The impacts can range from using someone else’s credit card details to make purchases, controlling connected devices such as smart appliances and accessing personal data such home addresses and financial data, he says.
The voice-spoofing problem has been tackled by other research teams, which have come up with solutions. In 2017, 49 research teams submitted research for the ASVspoof 2017 Challenge, a project aimed at developing countermeasures for automatic speaker verification spoofing. The ASV competition produced one technology that had a low error rate compared to the others, but it was computationally expensive and complex, according to Void’s research paper.
Another system, called VAuth, has been designed that can integrate into wearable devices, such as eyeglasses, earbuds or necklaces. VAuth has a low false positive rate, but it also means a user needs to have another device or wearable around to ensure it works.
So refining a voice spoofing defense is the key. The system needs to work quickly, it needs to have a low overhead on a device, and, crucially, it needs a low false-positive rate, meaning authorized, live-speaking legitimate users aren’t locked out.
Quick, Low Overhead
Void looks at 97 spectrogram features, or how recorded voices look when the frequencies are visually mapped. There are significant differences that emerge when comparing live voices to recorded ones. Played-back voices have distortions that occur when played through loudspeakers, the researchers write.
Also with live voices, the sum of power observed across lower frequencies is higher than the sum of those observed across higher frequencies, they write.
“As a result, there are significant differences in the cumulative power distributions between live-human voices and those replayed through loudspeakers,” according to their paper. “Void extracts those differences as classification features to accurately detect replay attacks.
Void performs well, the researchers say. It can analyze voices eight times faster than the top performing deep-learning software. It also uses 153 times less memory for detecting spoofs; in one example, Void used just 1.98 MB of memory. The error rate was around 8.7 percent.
But the error rate is still too high. And Kim says that real-world error rates are likely to be higher because audio signals are affected by various environmental factors.

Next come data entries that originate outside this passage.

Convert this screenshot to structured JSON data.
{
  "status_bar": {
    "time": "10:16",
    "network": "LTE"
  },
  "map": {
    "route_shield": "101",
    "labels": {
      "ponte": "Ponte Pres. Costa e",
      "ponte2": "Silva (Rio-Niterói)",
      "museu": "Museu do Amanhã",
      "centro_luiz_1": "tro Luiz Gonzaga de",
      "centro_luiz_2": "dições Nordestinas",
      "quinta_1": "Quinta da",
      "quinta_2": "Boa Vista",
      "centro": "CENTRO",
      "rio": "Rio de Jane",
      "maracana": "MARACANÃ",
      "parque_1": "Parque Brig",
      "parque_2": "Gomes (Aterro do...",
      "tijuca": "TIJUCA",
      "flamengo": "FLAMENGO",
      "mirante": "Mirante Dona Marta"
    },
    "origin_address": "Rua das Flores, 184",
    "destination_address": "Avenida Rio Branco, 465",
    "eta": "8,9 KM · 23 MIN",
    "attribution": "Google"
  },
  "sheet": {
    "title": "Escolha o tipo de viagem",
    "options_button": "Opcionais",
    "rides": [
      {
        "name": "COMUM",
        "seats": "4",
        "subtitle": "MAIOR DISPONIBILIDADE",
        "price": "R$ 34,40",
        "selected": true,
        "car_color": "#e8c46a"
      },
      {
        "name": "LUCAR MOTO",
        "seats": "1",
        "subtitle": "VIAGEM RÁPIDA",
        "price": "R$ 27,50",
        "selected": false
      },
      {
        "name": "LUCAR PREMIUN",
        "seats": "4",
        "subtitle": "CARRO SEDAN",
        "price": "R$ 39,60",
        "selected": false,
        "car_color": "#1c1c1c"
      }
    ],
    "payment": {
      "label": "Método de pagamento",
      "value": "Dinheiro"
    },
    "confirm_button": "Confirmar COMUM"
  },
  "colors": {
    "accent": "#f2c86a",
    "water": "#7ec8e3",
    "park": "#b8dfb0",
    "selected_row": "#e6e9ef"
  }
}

“Therefore, it is necessary to improve the accuracy of voice liveness verification prior to commercialization and to ensure that we provide a well-designed user experience so that consumers can manually deal with inaccuracies,” he says.
CSIRO and Samsung Research don’t have partners yet to test the technology, and further research will be needed before it can be commercialized.
“However, we would like to see Void embedded into smart devices and applications to safeguard the security and privacy of consumers once this further research is complete,” Kim says.